A group of white men, just after the end of the Civil War, undertook a campaign of violence across the city, attacking several Black residents and causing serious injuries. John Anderson, a Black man who resided near King Street, left his Christmas dinner to try and put an end to the violence after he heard a Black soldier had been beaten. However, after approaching the mob, Anderson was beaten and fatally shot.

According to the project’s newsletter:

Anderson crossed the street diagonally toward John Mankin, who stood on Gregg’s corner in a dark coat and slouch hat. Anderson did not speak again. As he stepped over the curbstone, Mankin attempted to strike him, but Anderson deftly blocked the punch. As Anderson readied for a fist fight, Mankin beckoned a crowd of whites. He pulled something out of his pocket.
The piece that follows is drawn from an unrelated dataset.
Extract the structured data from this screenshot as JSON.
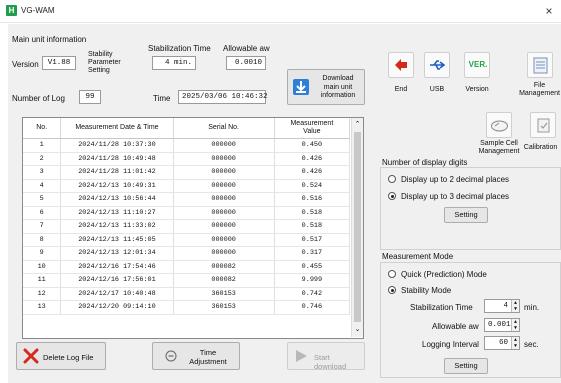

Extending his arm, he revealed a gun and shot Anderson in the thigh.

Anderson turned. Suddenly, John’s brother Oscar Mankin was there, at the forefront of a gang of white men. He shot Anderson in the head. Anderson took a few steps and fell to the ground, where he was pelted with stones and bricks thrown by the mob. Huntington and John L. Heck were there, as was George Javins, according to witnesses. John Anderson died five days later from a gunshot wound to the left side of his skull.

Pache said while the murder is outside of the dates covered by the EJI, it still merits some recognition from the city.

While the newsletter extensively covers the story of the murder and the aftermath, Pache said there are also likely court records from the incident that the city hasn’t accessed.

“The current research is based on newspaper accounts, but there was also a court case that tried the men,” Pache said. “[They] were convicted and sent to Ohio, then they were released after only a few months. There was a court-martial, because the military was still here, so I want to get my hands on that.”